The study investigated common principles in visual information reformatting between deep convolutional neural networks (CNNs) and the rat ventral stream, finding that both systems exhibit similar expansion-contraction phases in intrinsic dimensionality and training-induced distillation and pruning of image information to support invariant discrimination.

Visual object recognition has been extensively studied in both neuroscience and computer vision. Recently, the most popular class of artificial systems for this task, deep convolutional neural networks (CNNs), has been shown to provide excellent models for its functional analogue in the brain, the ventral stream in visual cortex.

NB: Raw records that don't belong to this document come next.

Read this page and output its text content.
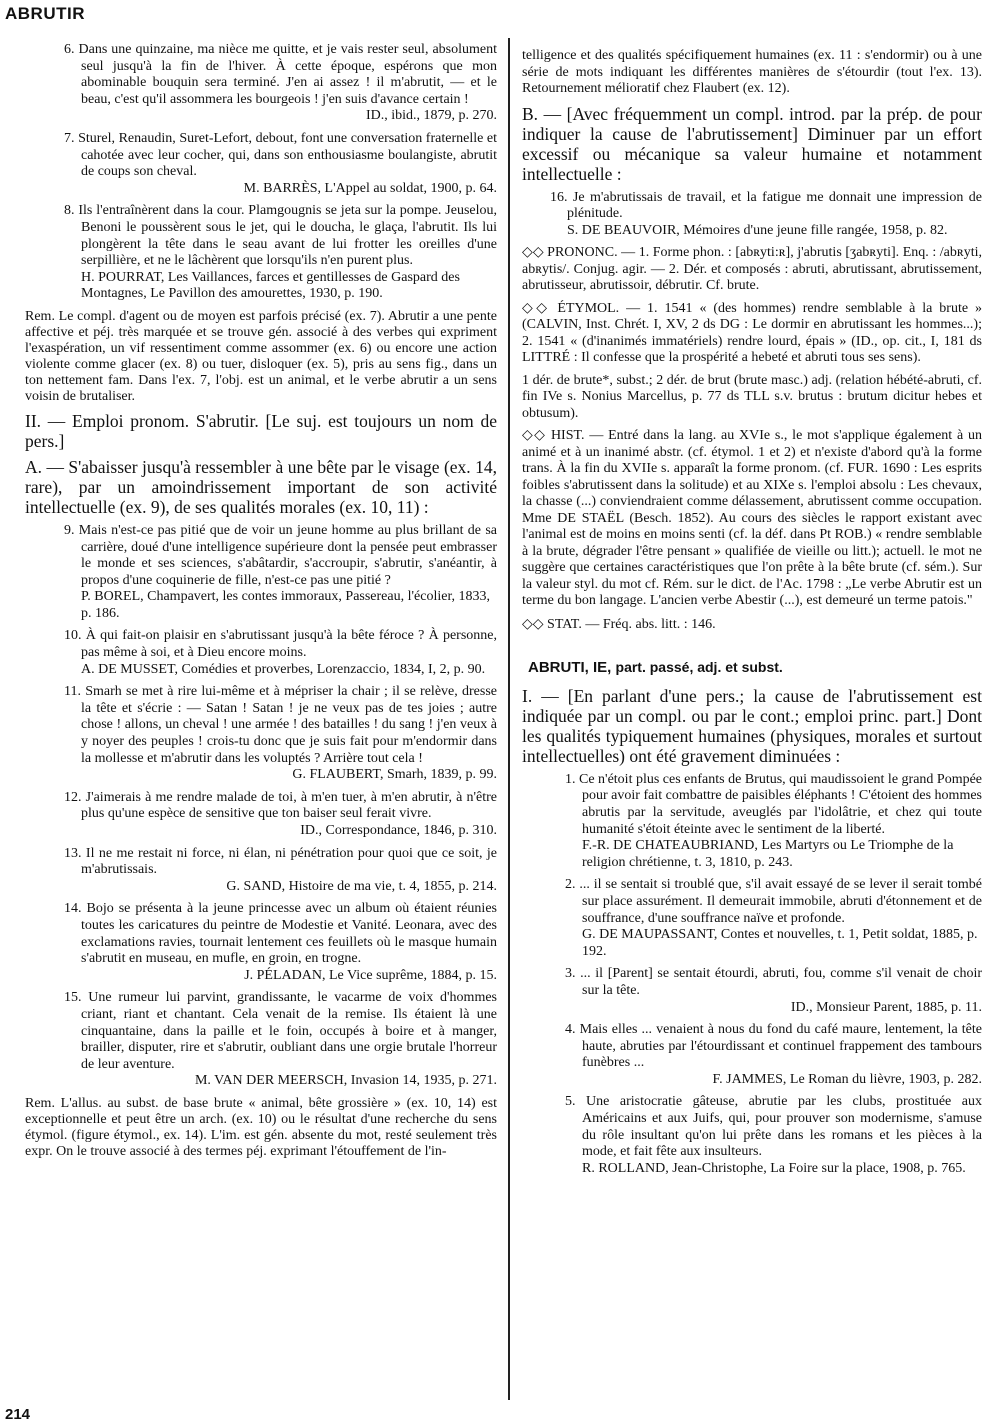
ABRUTIR
6. Dans une quinzaine, ma nièce me quitte, et je vais rester seul, absolument seul jusqu'à la fin de l'hiver. À cette époque, espérons que mon abominable bouquin sera terminé. J'en ai assez ! il m'abrutit, — et le beau, c'est qu'il assommera les bourgeois ! j'en suis d'avance certain !
ID., ibid., 1879, p. 270.
7. Sturel, Renaudin, Suret-Lefort, debout, font une conversation fraternelle et cahotée avec leur cocher, qui, dans son enthousiasme boulangiste, abrutit de coups son cheval.
M. BARRÈS, L'Appel au soldat, 1900, p. 64.
8. Ils l'entraînèrent dans la cour. Plamgougnis se jeta sur la pompe. Jeuselou, Benoni le poussèrent sous le jet, qui le doucha, le glaça, l'abrutit. Ils lui plongèrent la tête dans le seau avant de lui frotter les oreilles d'une serpillière, et ne le lâchèrent que lorsqu'ils n'en purent plus.
H. POURRAT, Les Vaillances, farces et gentillesses de Gaspard des Montagnes, Le Pavillon des amourettes, 1930, p. 190.
Rem. Le compl. d'agent ou de moyen est parfois précisé (ex. 7). Abrutir a une pente affective et péj. très marquée et se trouve gén. associé à des verbes qui expriment l'exaspération, un vif ressentiment comme assommer (ex. 6) ou encore une action violente comme glacer (ex. 8) ou tuer, disloquer (ex. 5), pris au sens fig., dans un ton nettement fam. Dans l'ex. 7, l'obj. est un animal, et le verbe abrutir a un sens voisin de brutaliser.
II. — Emploi pronom. S'abrutir. [Le suj. est toujours un nom de pers.]
A. — S'abaisser jusqu'à ressembler à une bête par le visage (ex. 14, rare), par un amoindrissement important de son activité intellectuelle (ex. 9), de ses qualités morales (ex. 10, 11) :
9. Mais n'est-ce pas pitié que de voir un jeune homme au plus brillant de sa carrière, doué d'une intelligence supérieure dont la pensée peut embrasser le monde et ses sciences, s'abâtardir, s'accroupir, s'abrutir, s'anéantir, à propos d'une coquinerie de fille, n'est-ce pas une pitié ?
P. BOREL, Champavert, les contes immoraux, Passereau, l'écolier, 1833, p. 186.
10. À qui fait-on plaisir en s'abrutissant jusqu'à la bête féroce ? À personne, pas même à soi, et à Dieu encore moins.
A. DE MUSSET, Comédies et proverbes, Lorenzaccio, 1834, I, 2, p. 90.
11. Smarh se met à rire lui-même et à mépriser la chair ; il se relève, dresse la tête et s'écrie : — Satan ! Satan ! je ne veux pas de tes joies ; autre chose ! allons, un cheval ! une armée ! des batailles ! du sang ! j'en veux à y noyer des peuples ! crois-tu donc que je suis fait pour m'endormir dans la mollesse et m'abrutir dans les voluptés ? Arrière tout cela !
G. FLAUBERT, Smarh, 1839, p. 99.
12. J'aimerais à me rendre malade de toi, à m'en tuer, à m'en abrutir, à n'être plus qu'une espèce de sensitive que ton baiser seul ferait vivre.
ID., Correspondance, 1846, p. 310.
13. Il ne me restait ni force, ni élan, ni pénétration pour quoi que ce soit, je m'abrutissais.
G. SAND, Histoire de ma vie, t. 4, 1855, p. 214.
14. Bojo se présenta à la jeune princesse avec un album où étaient réunies toutes les caricatures du peintre de Modestie et Vanité. Leonara, avec des exclamations ravies, tournait lentement ces feuillets où le masque humain s'abrutit en museau, en mufle, en groin, en trogne.
J. PÉLADAN, Le Vice suprême, 1884, p. 15.
15. Une rumeur lui parvint, grandissante, le vacarme de voix d'hommes criant, riant et chantant. Cela venait de la remise. Ils étaient là une cinquantaine, dans la paille et le foin, occupés à boire et à manger, brailler, disputer, rire et s'abrutir, oubliant dans une orgie brutale l'horreur de leur aventure.
M. VAN DER MEERSCH, Invasion 14, 1935, p. 271.
Rem. L'allus. au subst. de base brute « animal, bête grossière » (ex. 10, 14) est exceptionnelle et peut être un arch. (ex. 10) ou le résultat d'une recherche du sens étymol. (figure étymol., ex. 14). L'im. est gén. absente du mot, resté seulement très expr. On le trouve associé à des termes péj. exprimant l'étouffement de l'in-
telligence et des qualités spécifiquement humaines (ex. 11 : s'endormir) ou à une série de mots indiquant les différentes manières de s'étourdir (tout l'ex. 13). Retournement mélioratif chez Flaubert (ex. 12).
B. — [Avec fréquemment un compl. introd. par la prép. de pour indiquer la cause de l'abrutissement] Diminuer par un effort excessif ou mécanique sa valeur humaine et notamment intellectuelle :
16. Je m'abrutissais de travail, et la fatigue me donnait une impression de plénitude.
S. DE BEAUVOIR, Mémoires d'une jeune fille rangée, 1958, p. 82.
◇◇ PRONONC. — 1. Forme phon. : [abʀyti:ʀ], j'abrutis [ʒabʀyti]. Enq. : /abʀyti, abʀytis/. Conjug. agir. — 2. Dér. et composés : abruti, abrutissant, abrutissement, abrutisseur, abrutissoir, débrutir. Cf. brute.
◇◇ ÉTYMOL. — 1. 1541 « (des hommes) rendre semblable à la brute » (CALVIN, Inst. Chrét. I, XV, 2 ds DG : Le dormir en abrutissant les hommes...); 2. 1541 « (d'inanimés immatériels) rendre lourd, épais » (ID., op. cit., I, 181 ds LITTRÉ : Il confesse que la prospérité a hebeté et abruti tous ses sens).
1 dér. de brute*, subst.; 2 dér. de brut (brute masc.) adj. (relation hébété-abruti, cf. fin IVe s. Nonius Marcellus, p. 77 ds TLL s.v. brutus : brutum dicitur hebes et obtusum).
◇◇ HIST. — Entré dans la lang. au XVIe s., le mot s'applique également à un animé et à un inanimé abstr. (cf. étymol. 1 et 2) et n'existe d'abord qu'à la forme trans. À la fin du XVIIe s. apparaît la forme pronom. (cf. FUR. 1690 : Les esprits foibles s'abrutissent dans la solitude) et au XIXe s. l'emploi absolu : Les chevaux, la chasse (...) conviendraient comme délassement, abrutissent comme occupation. Mme DE STAËL (Besch. 1852). Au cours des siècles le rapport existant avec l'animal est de moins en moins senti (cf. la déf. dans Pt ROB.) « rendre semblable à la brute, dégrader l'être pensant » qualifiée de vieille ou litt.); actuell. le mot ne suggère que certaines caractéristiques que l'on prête à la bête brute (cf. sém.). Sur la valeur styl. du mot cf. Rém. sur le dict. de l'Ac. 1798 : „Le verbe Abrutir est un terme du bon langage. L'ancien verbe Abestir (...), est demeuré un terme patois."
◇◇ STAT. — Fréq. abs. litt. : 146.
ABRUTI, IE, part. passé, adj. et subst.
I. — [En parlant d'une pers.; la cause de l'abrutissement est indiquée par un compl. ou par le cont.; emploi princ. part.] Dont les qualités typiquement humaines (physiques, morales et surtout intellectuelles) ont été gravement diminuées :
1. Ce n'étoit plus ces enfants de Brutus, qui maudissoient le grand Pompée pour avoir fait combattre de paisibles éléphants ! C'étoient des hommes abrutis par la servitude, aveuglés par l'idolâtrie, et chez qui toute humanité s'étoit éteinte avec le sentiment de la liberté.
F.-R. DE CHATEAUBRIAND, Les Martyrs ou Le Triomphe de la religion chrétienne, t. 3, 1810, p. 243.
2. ... il se sentait si troublé que, s'il avait essayé de se lever il serait tombé sur place assurément. Il demeurait immobile, abruti d'étonnement et de souffrance, d'une souffrance naïve et profonde.
G. DE MAUPASSANT, Contes et nouvelles, t. 1, Petit soldat, 1885, p. 192.
3. ... il [Parent] se sentait étourdi, abruti, fou, comme s'il venait de choir sur la tête.
ID., Monsieur Parent, 1885, p. 11.
4. Mais elles ... venaient à nous du fond du café maure, lentement, la tête haute, abruties par l'étourdissant et continuel frappement des tambours funèbres ...
F. JAMMES, Le Roman du lièvre, 1903, p. 282.
5. Une aristocratie gâteuse, abrutie par les clubs, prostituée aux Américains et aux Juifs, qui, pour prouver son modernisme, s'amuse du rôle insultant qu'on lui prête dans les romans et les pièces à la mode, et fait fête aux insulteurs.
R. ROLLAND, Jean-Christophe, La Foire sur la place, 1908, p. 765.
214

This has prompted questions on what, if any, are the common principles underlying the reformatting of visual information as it flows through a CNN or the ventral stream. Here we consider some prominent statistical patterns that are known to exist in the internal representations of either CNNs or the visual cortex and look for them in the other system. We show that intrinsic dimensionality (ID) of object representations along the rat homologue of the ventral stream presents two distinct expansion-contraction phases, as previously shown for CNNs. Conversely, in CNNs, we show that training results in both distillation and active pruning (mirroring the increase in ID) of low- to middle-level image information in single units, as representations gain the ability to support invariant discrimination, in agreement with previous observations in rat visual cortex. Taken together, our findings suggest that CNNs and visual cortex share a similarly tight relationship between dimensionality expansion/reduction of object representations and reformatting of image information.